False negatives in robots.txt processing? #3637

alanbchristie · 2019-02-23T11:18:13Z

https://www.idealista.it has a robots.txt which appears complex but essentially has the following: -

User-agent: *
Allow: /en/geo/

Scrapy (1.6.0) keeps telling me that where-ever I go on this site that I'm Forbidden by robots.tx: -

2019-02-23T11:06:44.226Z scrapy.downloadermiddlewares.robotstxt DEBUG # Forbidden by robots.txt: <GET https://www.idealista.it/en/geo/vendita-case/molise/>

I'm confused. I don't think I should blocked and I suspect that Scrapy may be thrown by other instructions in the robots.txt file.

I'm no expert by any means but when I validate an apparently legitimate URL (https://www.idealista.it/en/geo/vendita-case/molise/) using an independent tool like http://tools.seobook.com/robots-txt/analyzer/ (and I've tried more than one to gain confidence) I'm told...

Url: https://www.idealista.it/en/geo/vendita-case/molise/
Multiple robot rules found 
Robots allowed: All robots

So, is the robot.txt analysis in scrapy broken?

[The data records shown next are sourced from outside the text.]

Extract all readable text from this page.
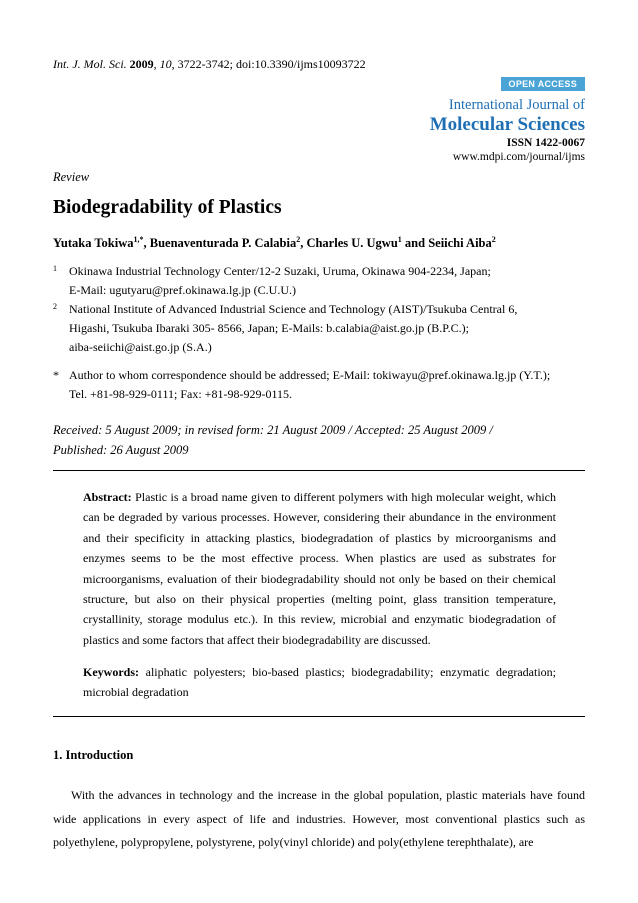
Int. J. Mol. Sci. 2009, 10, 3722-3742; doi:10.3390/ijms10093722
OPEN ACCESS
International Journal of
Molecular Sciences
ISSN 1422-0067
www.mdpi.com/journal/ijms
Review
Biodegradability of Plastics
Yutaka Tokiwa$^{1,*}$, Buenaventurada P. Calabia$^2$, Charles U. Ugwu$^1$ and Seiichi Aiba$^2$
1 Okinawa Industrial Technology Center/12-2 Suzaki, Uruma, Okinawa 904-2234, Japan;
E-Mail: ugutyaru@pref.okinawa.lg.jp (C.U.U.)
2 National Institute of Advanced Industrial Science and Technology (AIST)/Tsukuba Central 6,
Higashi, Tsukuba Ibaraki 305- 8566, Japan; E-Mails: b.calabia@aist.go.jp (B.P.C.);
aiba-seiichi@aist.go.jp (S.A.)
* Author to whom correspondence should be addressed; E-Mail: tokiwayu@pref.okinawa.lg.jp (Y.T.);
Tel. +81-98-929-0111; Fax: +81-98-929-0115.
Received: 5 August 2009; in revised form: 21 August 2009 / Accepted: 25 August 2009 /
Published: 26 August 2009
Abstract: Plastic is a broad name given to different polymers with high molecular weight, which can be degraded by various processes. However, considering their abundance in the environment and their specificity in attacking plastics, biodegradation of plastics by microorganisms and enzymes seems to be the most effective process. When plastics are used as substrates for microorganisms, evaluation of their biodegradability should not only be based on their chemical structure, but also on their physical properties (melting point, glass transition temperature, crystallinity, storage modulus etc.). In this review, microbial and enzymatic biodegradation of plastics and some factors that affect their biodegradability are discussed.
Keywords: aliphatic polyesters; bio-based plastics; biodegradability; enzymatic degradation; microbial degradation
1. Introduction

With the advances in technology and the increase in the global population, plastic materials have found wide applications in every aspect of life and industries. However, most conventional plastics such as polyethylene, polypropylene, polystyrene, poly(vinyl chloride) and poly(ethylene terephthalate), are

Scrapy tells me that everywhere on this site is blocked by the robots.txt. Just looking at the file myself, and not fully understanding the order of precedence, that just doesn't seem right.

If the answer is "Scrapy is correct" then why does it conflict with other analysers?
Is there more I need to configure in Scrapy?
Is there some middlewhere I'm missing?
And, most importantly, how do I continue to use Scrapy now and analyse sites like this? Suggestions I don't want are: circumvent robots with set ROBOTSTXT_OBEY = False or write your own robots.txt analyser.

The text was updated successfully, but these errors were encountered:

malberts · 2019-02-25T12:12:38Z

The behavior you see is correct and not a bug in Scrapy. In that robots.txt file you have rules about /en/ in the following order:

Disallow: /en/
Allow: /en/$
Allow: /en/geo/

The (usual) standard is to take the first matching directive: https://en.wikipedia.org/wiki/Robots_exclusion_standard#Allow_directive

Internally Scrapy uses urllib.robotparser which follows that ordering standard. It adds the rules top to bottom, and therefore that is also the order when matching rules. Not all robots.txt checkers follow the same rules, so that might be why some of the third party checkers did not complain.

Additionally, if you reorder it like this:

Allow: /en/$
Disallow: /en/
Allow: /en/geo/

it would still fail, because the $ is not part of the standard. Google uses it to to check "end of line" (like regex), but robotparser does a simple startswith which will fail unless you have a literal $ in the URL.

For it to actually allow you access it would have to be:

Allow: /en/geo/
Allow: /en/$
Disallow: /en/

The middle rule won't ever match anyway, but the first one will.

So to answer (4): unfortunately, those are your only options because this website doesn't follow the (usual) standard.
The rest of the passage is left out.